In 1955, he started collaborating with Héctor Germán Oesterheld, replacing Paul Campani as the artist of the Bull Rockett series. From then on, he and Oesterheld worked together on various science fiction comics, including Joe Zonda, Rul de la Luna, Rolo el marciano adoptivo, and El cuaderno rojo de Ernie Pike. However, their most important collaboration was El Eternauta, published in Hora Cero Semanal between September 1957 and November 1959.

In 1963, Solano López emigrated with his family to Europe, where he worked for the British publisher Fleetway on titles such as Galaxus, Kelly's Eye, and Adam Eterno. He returned to Argentina in 1968 and resumed his activities with Editorial Columba. In 1976, he once again teamed up with Oesterheld to produce El Eternauta II, published in Skorpio magazine.

In 1977, due to the political situation in Argentina, he emigrated again, this time to Spain with his son Gabriel. There, he published Ana, Historias tristes, and La guerra del Paraguay, with scripts by Gabriel. He later moved to Rio de Janeiro, from where he worked remotely for American and Argentine publishers.

Throughout the 1980s, based on scripts by Ray Collins, he illustrated the war series Águila Negra, published in Nippur Magnum magazine. He also worked on Calle Corrientes, with a script by Guillermo Saccomanno, and Evaristo, written by Carlos Sampayo and inspired by the police commissioner Evaristo Meneses.

In 1997, Solano López returned to the universe of El Eternauta alongside Pablo “Pol” Maiztegui and published El mundo arrepentido. In 2001, he released El Eternauta – El regreso, set forty years after the original story, depicting a Buenos Aires rebuilt by the invaders, where domination was now exercised through mass manipulation rather than military conquest.

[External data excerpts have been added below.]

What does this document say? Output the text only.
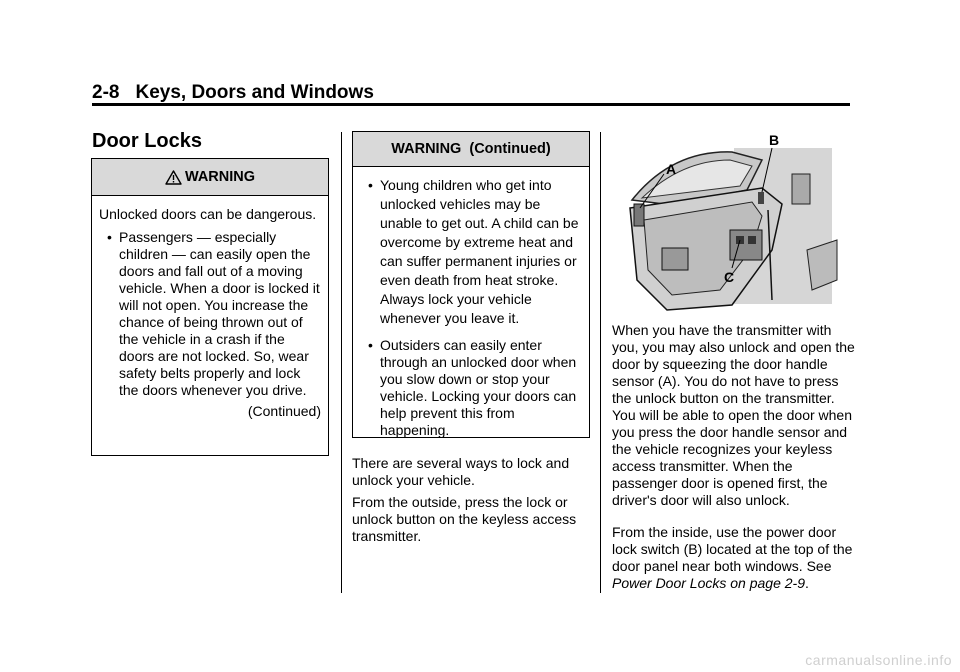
2-8 Keys, Doors and Windows
Door Locks
WARNING

Unlocked doors can be dangerous.

• Passengers — especially children — can easily open the doors and fall out of a moving vehicle. When a door is locked it will not open. You increase the chance of being thrown out of the vehicle in a crash if the doors are not locked. So, wear safety belts properly and lock the doors whenever you drive.
(Continued)
WARNING  (Continued)
• Young children who get into unlocked vehicles may be unable to get out. A child can be overcome by extreme heat and can suffer permanent injuries or even death from heat stroke. Always lock your vehicle whenever you leave it.
• Outsiders can easily enter through an unlocked door when you slow down or stop your vehicle. Locking your doors can help prevent this from happening.

There are several ways to lock and unlock your vehicle.

From the outside, press the lock or unlock button on the keyless access transmitter.

A
B
C

When you have the transmitter with you, you may also unlock and open the door by squeezing the door handle sensor (A). You do not have to press the unlock button on the transmitter. You will be able to open the door when you press the door handle sensor and the vehicle recognizes your keyless access transmitter. When the passenger door is opened first, the driver's door will also unlock.

From the inside, use the power door lock switch (B) located at the top of the door panel near both windows. See Power Door Locks on page 2-9.

carmanualsonline.info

The favorable reception of this sequel led to the creation of a trilogy: La búsqueda de Elena (The Search for Elena), published in six installments beginning in April 2006, and El fin del mundo (The End of the World), published in three installments in 2010.
Among other distinctions, Solano López received the El Madroño de Madrid Special Prize in 1998. In 2007, he was awarded an honorable mention at the Comics and Games Convention in Italy. In 2008, he was declared a “Distinguished Personality of Culture” by the Buenos Aires City Legislature. In 2012, the Konex Foundation awarded him a lifetime Diploma of Merit in tribute to his career.